Diseño de cubierta y maquetación: Saul Rojas

Edita: Plutón Ediciones X, s. l.,

E-mail: [email protected]

http://www.plutonediciones.com

Impreso en España / Printed in Spain

Queda rigurosamente prohibida, sin la autorización escrita de los titulares del «Copyright», bajo las sanciones establecidas en las leyes, la reproducción parcial o total de esta obra por cualquier medio o procedimiento, comprendidos la reprografía y el tratamiento informático, y la distribución de ejemplares de ella mediante alquiler o préstamo públicos.

I.S.B.N: 978-84-19651-35-8

Dedicatoria:

A mi amigo de hace décadas, el leonés Jesús Callejo Cabo, escritor, abogado, locutor de radio y, ante todo, una de las personas más legales que conozco en un mundo en el que, lo que menos he encontrado, es gente legal.

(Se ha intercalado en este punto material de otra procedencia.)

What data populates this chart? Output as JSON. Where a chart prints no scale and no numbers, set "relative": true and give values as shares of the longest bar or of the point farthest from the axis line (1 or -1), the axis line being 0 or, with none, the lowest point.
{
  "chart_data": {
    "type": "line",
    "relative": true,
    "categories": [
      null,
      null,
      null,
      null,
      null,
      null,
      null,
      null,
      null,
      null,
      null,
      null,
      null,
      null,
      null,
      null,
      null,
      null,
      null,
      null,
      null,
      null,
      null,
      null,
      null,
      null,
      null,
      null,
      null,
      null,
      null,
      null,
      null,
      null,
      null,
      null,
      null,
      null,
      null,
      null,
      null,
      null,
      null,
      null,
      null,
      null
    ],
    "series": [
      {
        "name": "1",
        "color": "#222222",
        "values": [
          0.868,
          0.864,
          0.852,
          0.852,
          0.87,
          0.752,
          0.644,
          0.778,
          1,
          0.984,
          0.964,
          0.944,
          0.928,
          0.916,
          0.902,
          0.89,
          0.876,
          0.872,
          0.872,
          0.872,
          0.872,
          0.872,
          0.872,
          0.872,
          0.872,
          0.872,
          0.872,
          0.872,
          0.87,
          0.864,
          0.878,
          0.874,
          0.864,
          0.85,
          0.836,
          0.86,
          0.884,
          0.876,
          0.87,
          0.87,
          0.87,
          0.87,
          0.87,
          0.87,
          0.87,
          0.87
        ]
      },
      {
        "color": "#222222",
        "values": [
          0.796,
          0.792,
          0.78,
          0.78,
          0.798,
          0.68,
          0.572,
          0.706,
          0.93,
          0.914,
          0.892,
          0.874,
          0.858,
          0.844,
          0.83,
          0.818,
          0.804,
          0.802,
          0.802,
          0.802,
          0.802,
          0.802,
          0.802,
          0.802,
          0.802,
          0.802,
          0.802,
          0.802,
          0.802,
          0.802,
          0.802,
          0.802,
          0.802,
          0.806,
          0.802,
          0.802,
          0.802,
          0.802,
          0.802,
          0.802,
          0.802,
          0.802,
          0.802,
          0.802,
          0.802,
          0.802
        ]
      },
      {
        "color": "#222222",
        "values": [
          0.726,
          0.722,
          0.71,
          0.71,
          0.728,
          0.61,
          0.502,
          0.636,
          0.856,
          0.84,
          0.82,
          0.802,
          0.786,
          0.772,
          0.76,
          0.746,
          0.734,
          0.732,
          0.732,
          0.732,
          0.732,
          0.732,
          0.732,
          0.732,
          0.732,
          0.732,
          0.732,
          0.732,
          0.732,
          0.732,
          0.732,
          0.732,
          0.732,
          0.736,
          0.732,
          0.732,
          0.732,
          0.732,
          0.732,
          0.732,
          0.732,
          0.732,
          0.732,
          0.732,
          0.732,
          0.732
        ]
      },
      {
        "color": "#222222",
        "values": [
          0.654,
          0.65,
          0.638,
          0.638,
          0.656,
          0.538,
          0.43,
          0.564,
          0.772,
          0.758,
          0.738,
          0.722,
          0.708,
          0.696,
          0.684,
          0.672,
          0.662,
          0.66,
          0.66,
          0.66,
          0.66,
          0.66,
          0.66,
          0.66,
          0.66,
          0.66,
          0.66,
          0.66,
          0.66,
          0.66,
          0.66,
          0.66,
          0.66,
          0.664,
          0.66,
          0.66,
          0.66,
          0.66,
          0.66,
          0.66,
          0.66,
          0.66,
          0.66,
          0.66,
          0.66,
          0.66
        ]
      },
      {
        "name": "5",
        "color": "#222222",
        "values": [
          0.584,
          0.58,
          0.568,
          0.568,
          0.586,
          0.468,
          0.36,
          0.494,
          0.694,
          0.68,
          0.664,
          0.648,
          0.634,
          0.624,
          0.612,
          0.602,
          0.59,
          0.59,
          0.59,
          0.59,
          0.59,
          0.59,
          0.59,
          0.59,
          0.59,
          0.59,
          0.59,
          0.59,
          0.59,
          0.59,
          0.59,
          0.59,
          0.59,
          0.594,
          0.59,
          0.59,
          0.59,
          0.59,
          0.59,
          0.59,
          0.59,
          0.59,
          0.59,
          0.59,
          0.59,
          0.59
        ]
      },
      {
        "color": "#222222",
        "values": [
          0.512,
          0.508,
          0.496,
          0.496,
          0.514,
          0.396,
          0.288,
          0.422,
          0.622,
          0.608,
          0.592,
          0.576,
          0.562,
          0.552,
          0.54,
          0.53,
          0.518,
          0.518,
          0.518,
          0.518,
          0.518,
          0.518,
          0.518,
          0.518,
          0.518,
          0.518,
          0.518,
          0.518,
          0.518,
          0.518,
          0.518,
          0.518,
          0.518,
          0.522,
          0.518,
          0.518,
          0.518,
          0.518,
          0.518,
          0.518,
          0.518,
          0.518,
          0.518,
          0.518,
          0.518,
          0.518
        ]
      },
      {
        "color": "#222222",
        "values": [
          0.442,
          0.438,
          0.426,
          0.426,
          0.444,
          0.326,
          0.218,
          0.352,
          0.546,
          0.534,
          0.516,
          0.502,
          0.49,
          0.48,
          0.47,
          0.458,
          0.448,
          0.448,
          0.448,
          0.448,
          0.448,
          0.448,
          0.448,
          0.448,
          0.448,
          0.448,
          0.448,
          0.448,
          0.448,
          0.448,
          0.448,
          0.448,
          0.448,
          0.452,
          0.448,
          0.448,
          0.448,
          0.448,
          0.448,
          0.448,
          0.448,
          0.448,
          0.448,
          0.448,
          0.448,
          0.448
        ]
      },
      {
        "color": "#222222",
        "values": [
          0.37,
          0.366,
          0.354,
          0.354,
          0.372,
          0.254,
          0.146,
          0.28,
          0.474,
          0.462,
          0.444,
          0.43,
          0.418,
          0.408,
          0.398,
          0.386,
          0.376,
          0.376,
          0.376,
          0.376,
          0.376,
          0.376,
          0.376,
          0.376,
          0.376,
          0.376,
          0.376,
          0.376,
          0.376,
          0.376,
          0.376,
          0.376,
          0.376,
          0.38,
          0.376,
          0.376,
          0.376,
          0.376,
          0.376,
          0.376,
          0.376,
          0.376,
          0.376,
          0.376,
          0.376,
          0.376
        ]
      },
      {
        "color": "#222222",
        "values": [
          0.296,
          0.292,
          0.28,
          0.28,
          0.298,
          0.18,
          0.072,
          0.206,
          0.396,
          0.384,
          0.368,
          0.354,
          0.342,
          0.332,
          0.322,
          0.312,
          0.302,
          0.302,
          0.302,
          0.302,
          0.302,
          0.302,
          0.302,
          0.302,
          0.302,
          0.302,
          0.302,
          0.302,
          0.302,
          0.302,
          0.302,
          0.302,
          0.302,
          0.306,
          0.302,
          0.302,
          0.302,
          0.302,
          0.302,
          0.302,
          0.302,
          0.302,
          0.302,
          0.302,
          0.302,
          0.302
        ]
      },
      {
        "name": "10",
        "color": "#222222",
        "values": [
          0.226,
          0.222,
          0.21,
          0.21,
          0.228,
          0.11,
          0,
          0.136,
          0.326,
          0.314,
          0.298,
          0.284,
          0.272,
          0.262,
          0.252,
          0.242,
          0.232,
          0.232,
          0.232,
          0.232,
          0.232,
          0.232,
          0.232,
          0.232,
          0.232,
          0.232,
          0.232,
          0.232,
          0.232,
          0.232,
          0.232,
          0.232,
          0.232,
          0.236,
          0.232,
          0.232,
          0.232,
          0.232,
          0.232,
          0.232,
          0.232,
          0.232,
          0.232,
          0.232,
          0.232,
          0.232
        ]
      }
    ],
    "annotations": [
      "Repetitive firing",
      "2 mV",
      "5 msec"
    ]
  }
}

Gracias por prologarme este trabajo y por ser como eres.

A los antiguos habitantes de Bubastis, tan especiales para mí, y que muchos lectores y conocidos me preguntan quiénes son. Los conocí «oficialmente» una horrible noche de agosto de 1996 en el Cairo. Un día iré al Delta del Nilo a postrarme ante sus ruinas.

A todos aquellos que, aunque les maldigan, saben que, si quieren, pueden eludir o vencer a la maldición… «casi» siempre.

Prólogo

Recuerdo que, cuando estaba estudiando Derecho, en la Universidad de Valladolid, me hablaron de una maldición gitana que dice: «¡Ojalá pleitos tengas y los ganes!». En primero de carrera no lo comprendí muy bien pues parecía que iba en contra de la lógica, pero cuando me licencié lo entendí perfectamente. Por más que uno gane un pleito, el simple hecho de pasar por ese calvario (no me voy a meter con la lentitud de la justicia española) ya es castigo suficiente.

Y es que las maldiciones están por todas partes. En las antiguas tumbas egipcias o polacas, en la historia de los templarios (que se lo digan al Papa Clemente V o a Fernando IV el Emplazado), en la familia Grimaldi, en la de Kennedy, en los actores que intervinieron en películas como El conquistador de Mongolia o Poltergeist e incluso en la serie televisiva española La que se avecina por las desgracias que han ocurrido a muchos de sus protagonistas. Por menos de nada, cuando vas conduciendo por una carretera o intentas coger sitio en una playa levantina, alguien te echa una mirada que te fulmina o te suelta un improperio lleno de interjecciones que se parece a las damnatio memoriae de los antiguos griegos y romanos.

Y el colmo es que las reliquias católicas, que deberían rezumar santidad, también llevan inscritas algunas maldiciones que ojito aquel que ose robarlas. Es el caso de la famosa Cruz de los Ángeles que Alfonso II el Casto mandó hacer en el año 808 y que se custodia en el Arca Santa de la catedral de Oviedo. En su brazo izquierdo aparece la siguiente frase escrita en latín: «Quienquiera que osase quitármela de donde mi libre voluntad la donare, sea fulminado por el rayo divino». No sé la efectividad de esta amenaza, pero en agosto de 1977 fue robada la cruz, capturado el ladrón al mes siguiente, juzgado y condenado a diez años de cárcel.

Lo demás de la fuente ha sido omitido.